Why are Sign Languages Included in the Ethnologue?

Ted Bergman | August 1, 2013

Sign languages are not in the same category as all the other languages in Ethnologue, people say to me. What is the reason they are included right along with spoken languages?

It’s a fair question. And in fact, up until the Eleventh edition, Ethnologue did not include any signed languages. But it might be surprising to learn how similar these languages are to “spoken” languages as they are often called. There are differences, of course, but there are also many similarities. For example: complexity. It will surprise some to learn that a fully developed sign language has a grammar that is just as complex as any other.

Can they truly be languages? People say, we don’t read and write sign languages. Well, in fact, systems have been developed to write sign languages for others to read but it is true that few deaf people write their sign languages. On the other hand, sign languages are not so different in this regard since in fact the majority of spoken languages have not been reduced to writing either.

Some ask, aren’t sign languages just hand motions that stand for words in the person’s national language? No, signs stand for concepts just as words in a spoken language do. But they don’t match up one for one. Some signs will have a range of meaning that covers several words; some words will need different signs depending on the context in which the word is used. And while there is a system for signing English, for example, and it uses quite a few of the same signs as American Sign Language, it’s not a natural language. ASL has an entirely different grammar that is more natural, streamlined and fine-tuned for use in a visual medium.

But, some might think, there are lots of people and especially older people who are very hard-of-hearing. Most of them don’t even know a sign language. That’s true, and so the population of people using signed languages in an Ethnologue entry counts only those for whom signing is their primary language. The primary consideration is language, not how well people can hear. Each person is to be included in the population of one and only one of the world’s languages so that there is no double counting. At least that is the goal.
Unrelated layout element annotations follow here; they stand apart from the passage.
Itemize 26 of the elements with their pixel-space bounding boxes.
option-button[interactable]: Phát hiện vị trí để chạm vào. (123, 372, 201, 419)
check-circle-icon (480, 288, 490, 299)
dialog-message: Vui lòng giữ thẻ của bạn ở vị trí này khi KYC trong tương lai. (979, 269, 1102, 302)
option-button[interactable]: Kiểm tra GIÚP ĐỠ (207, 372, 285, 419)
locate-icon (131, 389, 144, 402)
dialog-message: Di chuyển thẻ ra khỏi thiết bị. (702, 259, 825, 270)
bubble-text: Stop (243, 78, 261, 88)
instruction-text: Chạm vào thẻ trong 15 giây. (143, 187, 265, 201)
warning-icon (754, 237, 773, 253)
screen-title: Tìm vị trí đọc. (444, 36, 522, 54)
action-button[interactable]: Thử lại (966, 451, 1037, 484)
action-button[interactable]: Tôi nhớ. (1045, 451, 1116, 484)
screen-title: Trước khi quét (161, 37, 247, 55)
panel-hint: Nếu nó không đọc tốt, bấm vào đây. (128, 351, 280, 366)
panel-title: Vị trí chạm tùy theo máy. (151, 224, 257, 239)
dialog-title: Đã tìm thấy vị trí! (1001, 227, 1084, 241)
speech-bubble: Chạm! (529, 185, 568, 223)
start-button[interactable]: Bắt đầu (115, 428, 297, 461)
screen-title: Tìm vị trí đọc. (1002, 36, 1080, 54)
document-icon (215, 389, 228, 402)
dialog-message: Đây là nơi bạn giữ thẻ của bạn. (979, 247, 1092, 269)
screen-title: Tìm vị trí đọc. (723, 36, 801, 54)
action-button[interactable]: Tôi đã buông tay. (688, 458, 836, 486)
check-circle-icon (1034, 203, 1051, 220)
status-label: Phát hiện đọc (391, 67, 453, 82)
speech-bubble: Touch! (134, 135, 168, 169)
Many may think: don’t deaf people read lips? So isn’t their true language the same as those around them? Isn’t signing just what they use to communicate with other deaf people? Don’t deaf people read and write the language spoken in their country? Well, yes and no to this question. A few do lip-read to some extent, learn to speak and go to school with hearing children. But the vast majority world-wide never learn to adequately lip-read, let alone speak, read and write. Even the best lip-readers are constantly playing a guessing game. For deaf people who know a sign language, most prefer to use it rather than speech and lip-reading—and they use it with hearing people who sign as well as with other deaf. Although some deaf people read and write well, many do not. This is not surprising as it’s very difficult to learn to read a spoken language that they have never heard.

Why so many sign languages then?

With the eleventh edition SIL finally recognized that a list of the world’s languages would have to include signed languages to be legitimate. Sixty nine were included in that edition.

That brings up another question: how do we know that one sign language is different from another and deserves a separate entry? A good test is whether people can understand a video, or can understand a discussion going on in the other language variety when they are not part of the conversation. Another concern is whether there is an attitude of acceptance toward the other’s signing. If so on both points, we count them as using dialects of the same language deserving only a single entry.

Often each country has its own, unique sign language. This comes about because a sign language develops naturally when deaf people come together, and because schools are not standardized across the world. Many schools for the deaf have been started by missionaries or other foreigners so there is often a link to the foreign sign language in the new. However as time goes by, new words and other innovations are added and now the challenge is to find out how much mutual intelligibility still exists between a new sign language and its source, and what attitudes exist. The sign language used in the Philippines is based on American Sign Language and is still very similar to it, for instance, but due to national pride, Filipino Sign Language is given a separate entry. Things like this happen in spoken languages too; Danish and Norwegian are mutually-intelligible but have separate entries.

Some countries have more than one signed language. The west of Panama signs differently from the east. In Nepal, besides Nepali Sign Language there are three “village sign languages” that we know about. Village sign languages are ones typically used by deaf and hearing alike when the population in a small region has a significantly high number of deaf people.

The eleventh edition listed 69 and the thirteenth edition has 136 living sign languages. We know there are many more, but research is needed to document attitudes and which varieties are separate languages and not dialects of another language. Research on signed languages of the world lags far behind most other language families.

There is one major difference between spoken and signed languages. Children born deaf are usually born to hearing parents. At most ten percent of children born deaf are born to a parent who is also deaf. So most deaf children cannot learn a language from their parents. Instead they learn when they are sent to a school for the deaf or when they find a community of deaf people to learn it from, usually in a city near where there is also a deaf school.

Another difference is that while writing systems have been developed for writing sign languages, usually people who are deaf communicate face to face. Rather than writing, they record stories, instruction and so forth on a video medium. For every day communication, a webcam and access to the internet is the preferred way to dialogue.

In short, signed languages, of which there are many, truly deserve to be considered real languages in every way, and that’s why they are included in Ethnologue.